After a live filled with images, without reality, people, community and communication, being amused to death and turned into a spectator, all that remains of me is emptiness, loneliness, rage, disbelief, sadness and despair. But: I can still switch to the real me, the football player. So I play 4 to 6 hours a day, seven days a week, improving my skills, all in vain, but at least then I'm alive, not a zombie.
Even if you never read a book, read ‘Amusing ourselves to death’ by Neil Postman and you'll understand why we have lost or are losing everything that makes us human, and have to deal with, to name only a few, a psychopath becoming president of the USA, right wing extremists in governments of more and more countries, children being destroyed by ‘social’ media, arms races in schools involving knifes and even guns, people unable to talk in complete sentences, kids unable to concentrate at school, bullshit jobs, lawyers and investigative journalists shot in broad daylight, ten percent of the population addicted, five percent of the population on anti-depressants. Because the screen, which is the cause of a radical change in culture, is omnipresent, you see the same problems in every developed country.
If I could make a wish, it would be to live in a world without any screens, when there were still people, able to communicate, instead of empty vessels attached to mobile phones. And a world where it would be totally uncool to drink, use drugs and waste your life and totally cool to explore and use your talents. A world that is not an amusement park, but a world you can actually live in.

the Ball and I...
…were inseparable. When I was in primary school, I couldn't wait for the break, so we could continue to play football on the school playground. Where you were either Johan Neeskens or Johan Cruyff. Arguing which was the better goal keeper, Piet Schrijvers or Jan van Beveren - van Beveren, obviously. Sitting in tears in the classroom (embarrasing, yes), because I was punished and sent back to school by a groundskeeper for running on the newly sown grass, so I couldn't play football.
Arriving at the club when I was eight or nine years old, discovering the place was deserted. Ok, there was a blizzard and it was -20 degrees, but is that enough reason to cancel the football??
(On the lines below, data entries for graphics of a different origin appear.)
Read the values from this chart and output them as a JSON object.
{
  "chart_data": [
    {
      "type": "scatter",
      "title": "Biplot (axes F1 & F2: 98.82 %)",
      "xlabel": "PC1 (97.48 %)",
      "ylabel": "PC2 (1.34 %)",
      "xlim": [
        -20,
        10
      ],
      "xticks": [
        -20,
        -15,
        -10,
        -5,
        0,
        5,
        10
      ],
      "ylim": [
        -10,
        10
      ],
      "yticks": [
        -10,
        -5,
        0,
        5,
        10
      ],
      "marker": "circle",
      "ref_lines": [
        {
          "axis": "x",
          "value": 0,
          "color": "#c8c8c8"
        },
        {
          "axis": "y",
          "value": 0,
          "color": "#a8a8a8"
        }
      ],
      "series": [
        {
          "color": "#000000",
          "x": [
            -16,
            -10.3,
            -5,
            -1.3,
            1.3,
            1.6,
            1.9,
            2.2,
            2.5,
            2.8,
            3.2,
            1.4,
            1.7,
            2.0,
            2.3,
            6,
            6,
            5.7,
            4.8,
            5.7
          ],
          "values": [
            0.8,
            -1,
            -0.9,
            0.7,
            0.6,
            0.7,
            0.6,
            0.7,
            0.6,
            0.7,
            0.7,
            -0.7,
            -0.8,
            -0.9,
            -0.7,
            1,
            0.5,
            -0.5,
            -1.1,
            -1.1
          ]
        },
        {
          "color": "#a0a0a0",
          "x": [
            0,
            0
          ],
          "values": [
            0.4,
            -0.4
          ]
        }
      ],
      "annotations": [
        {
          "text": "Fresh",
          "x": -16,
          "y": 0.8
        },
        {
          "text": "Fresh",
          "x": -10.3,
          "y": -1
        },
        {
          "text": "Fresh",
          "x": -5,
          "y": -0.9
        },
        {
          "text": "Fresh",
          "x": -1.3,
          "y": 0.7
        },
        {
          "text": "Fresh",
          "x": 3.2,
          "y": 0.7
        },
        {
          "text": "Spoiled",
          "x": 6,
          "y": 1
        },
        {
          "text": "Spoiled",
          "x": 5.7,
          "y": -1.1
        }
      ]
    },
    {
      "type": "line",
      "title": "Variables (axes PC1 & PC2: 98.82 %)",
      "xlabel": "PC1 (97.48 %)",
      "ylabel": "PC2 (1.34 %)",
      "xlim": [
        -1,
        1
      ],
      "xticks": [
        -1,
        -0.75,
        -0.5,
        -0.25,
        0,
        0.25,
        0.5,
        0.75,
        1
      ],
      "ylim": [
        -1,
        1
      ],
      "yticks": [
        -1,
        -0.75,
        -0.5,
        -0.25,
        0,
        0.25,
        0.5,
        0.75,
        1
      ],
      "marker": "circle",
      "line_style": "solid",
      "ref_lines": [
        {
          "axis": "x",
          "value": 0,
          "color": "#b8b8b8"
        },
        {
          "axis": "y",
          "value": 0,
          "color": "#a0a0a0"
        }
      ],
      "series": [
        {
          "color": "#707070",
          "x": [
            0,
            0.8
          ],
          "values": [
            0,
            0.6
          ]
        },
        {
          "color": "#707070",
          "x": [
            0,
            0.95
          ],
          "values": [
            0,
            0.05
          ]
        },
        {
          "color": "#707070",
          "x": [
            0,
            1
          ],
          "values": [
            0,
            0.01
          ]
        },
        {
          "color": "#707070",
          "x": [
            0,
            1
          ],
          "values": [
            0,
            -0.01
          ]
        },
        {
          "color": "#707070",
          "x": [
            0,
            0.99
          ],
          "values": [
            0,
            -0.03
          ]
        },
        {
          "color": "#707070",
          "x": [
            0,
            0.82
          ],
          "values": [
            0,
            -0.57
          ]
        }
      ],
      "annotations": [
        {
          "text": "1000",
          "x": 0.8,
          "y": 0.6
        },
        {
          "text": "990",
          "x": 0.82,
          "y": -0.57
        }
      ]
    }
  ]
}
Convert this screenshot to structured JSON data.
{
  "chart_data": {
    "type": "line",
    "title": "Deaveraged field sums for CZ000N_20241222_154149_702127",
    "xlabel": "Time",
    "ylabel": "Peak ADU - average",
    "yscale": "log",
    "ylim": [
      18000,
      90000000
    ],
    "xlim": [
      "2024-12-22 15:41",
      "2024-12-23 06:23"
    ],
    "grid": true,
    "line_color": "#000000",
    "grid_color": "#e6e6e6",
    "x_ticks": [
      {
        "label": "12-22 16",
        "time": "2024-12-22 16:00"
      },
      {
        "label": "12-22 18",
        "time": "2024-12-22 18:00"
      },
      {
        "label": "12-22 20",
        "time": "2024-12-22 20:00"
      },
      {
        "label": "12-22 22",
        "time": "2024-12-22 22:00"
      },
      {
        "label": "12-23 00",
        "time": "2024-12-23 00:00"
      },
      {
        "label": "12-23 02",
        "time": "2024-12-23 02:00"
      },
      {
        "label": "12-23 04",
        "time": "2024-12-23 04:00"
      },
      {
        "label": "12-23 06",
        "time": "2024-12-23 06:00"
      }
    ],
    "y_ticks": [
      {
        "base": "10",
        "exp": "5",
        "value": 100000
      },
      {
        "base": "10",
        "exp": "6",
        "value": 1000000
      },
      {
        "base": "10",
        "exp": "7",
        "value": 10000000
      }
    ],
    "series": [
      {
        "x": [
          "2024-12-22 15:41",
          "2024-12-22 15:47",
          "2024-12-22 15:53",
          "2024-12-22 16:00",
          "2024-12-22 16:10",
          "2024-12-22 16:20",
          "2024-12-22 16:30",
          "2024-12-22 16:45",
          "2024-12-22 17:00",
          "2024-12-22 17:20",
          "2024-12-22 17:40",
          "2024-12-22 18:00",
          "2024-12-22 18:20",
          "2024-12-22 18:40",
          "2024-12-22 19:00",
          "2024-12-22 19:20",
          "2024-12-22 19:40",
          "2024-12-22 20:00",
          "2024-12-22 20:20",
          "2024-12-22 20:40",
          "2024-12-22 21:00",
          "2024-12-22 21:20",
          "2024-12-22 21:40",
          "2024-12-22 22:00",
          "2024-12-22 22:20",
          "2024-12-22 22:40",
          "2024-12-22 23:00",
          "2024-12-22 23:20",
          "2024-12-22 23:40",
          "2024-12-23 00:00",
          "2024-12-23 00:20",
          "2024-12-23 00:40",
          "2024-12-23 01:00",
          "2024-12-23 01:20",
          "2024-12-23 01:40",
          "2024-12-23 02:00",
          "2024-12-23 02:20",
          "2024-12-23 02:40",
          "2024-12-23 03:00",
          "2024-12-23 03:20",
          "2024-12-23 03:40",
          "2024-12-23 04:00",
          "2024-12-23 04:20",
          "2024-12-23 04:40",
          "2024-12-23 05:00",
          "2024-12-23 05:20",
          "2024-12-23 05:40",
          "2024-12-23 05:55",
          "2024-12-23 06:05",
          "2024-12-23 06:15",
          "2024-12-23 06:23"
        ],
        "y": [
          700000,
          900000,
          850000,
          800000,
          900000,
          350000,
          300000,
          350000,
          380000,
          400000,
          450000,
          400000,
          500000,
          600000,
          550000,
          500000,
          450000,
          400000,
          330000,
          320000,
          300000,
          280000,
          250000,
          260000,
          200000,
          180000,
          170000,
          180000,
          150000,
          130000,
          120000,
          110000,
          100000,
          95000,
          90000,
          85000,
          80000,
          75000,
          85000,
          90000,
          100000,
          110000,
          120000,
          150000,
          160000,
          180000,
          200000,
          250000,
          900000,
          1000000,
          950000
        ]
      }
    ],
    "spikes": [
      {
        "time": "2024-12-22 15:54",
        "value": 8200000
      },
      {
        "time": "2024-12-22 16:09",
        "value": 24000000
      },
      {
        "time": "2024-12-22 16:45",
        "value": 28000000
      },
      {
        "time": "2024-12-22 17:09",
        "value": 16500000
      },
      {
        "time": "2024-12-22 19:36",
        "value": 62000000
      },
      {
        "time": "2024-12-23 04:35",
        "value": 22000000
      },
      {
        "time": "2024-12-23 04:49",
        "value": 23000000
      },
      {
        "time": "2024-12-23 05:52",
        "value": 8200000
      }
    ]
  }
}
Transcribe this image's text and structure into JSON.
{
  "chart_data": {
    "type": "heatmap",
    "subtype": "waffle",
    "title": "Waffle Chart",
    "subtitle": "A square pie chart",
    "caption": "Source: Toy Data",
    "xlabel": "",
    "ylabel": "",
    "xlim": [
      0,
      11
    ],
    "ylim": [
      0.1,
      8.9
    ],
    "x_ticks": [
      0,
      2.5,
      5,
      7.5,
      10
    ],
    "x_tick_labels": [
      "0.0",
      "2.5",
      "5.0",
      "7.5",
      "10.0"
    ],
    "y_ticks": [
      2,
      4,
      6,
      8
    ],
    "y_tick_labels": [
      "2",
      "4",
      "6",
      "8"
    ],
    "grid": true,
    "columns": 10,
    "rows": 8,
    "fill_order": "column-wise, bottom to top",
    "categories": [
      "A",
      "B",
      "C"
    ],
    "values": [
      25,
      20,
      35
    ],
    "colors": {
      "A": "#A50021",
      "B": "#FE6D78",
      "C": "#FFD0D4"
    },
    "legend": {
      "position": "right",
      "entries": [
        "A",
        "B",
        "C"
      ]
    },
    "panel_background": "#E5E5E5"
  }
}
Loved any sport actually, tennis (together with football my favourite), hockey on the street with home-made sticks, badminton, table tennis, darts, canoeing, climbing trees (ok, not a real sport, but briljant anyway), as a kid racing with my small bike across the island Terschelling, to be the first at Hotel Paal 8.
Only when playing an intense game I felt really ‘alive’ - the rest of the time was a siesta. Now I have a huge hole in myself, as I had to switch to survival mode when entering secondary school, and never managed to switch back, losing my life in a black hole: television.
Positive
I will also write about stuff that can prevent falling into one of these traps, or that can get you out of one. For instance, in my case, I almost drank myself to death, having had no goal in life after school had destroyed me (more on that in the chapter Addiction), but after discovering I could sing and the enormous joy it gave me (music is my other passion, listening and now also performing), didn't need the alcohol to fill the emptiness anymore, because I wanted to learn by heart all the briljant songs composed by Schubert and Mahler, and so got rid of the emptiness by filling it with music.
So, without the help of a clinic, a therapist or whatever, I switched from drinking 12 Duvel a night or a bottle of Single Malt Whiskey to nothing. Best thing I ever did - too bad my father felt the need to ‘teach’ me how to drink. Did I ask for that? Did I need that? No, I needed a father that saw me for what I was: potentially a world class athlete. And act accordingly: stimulate me in sports, not in drinking. All I needed was a little encouragement. Unfortunately, he had an alcoholic as a father himself, who destroyed his own family (my father's brother and sister both drank themselves to death) and thus didn't provide an example to follow.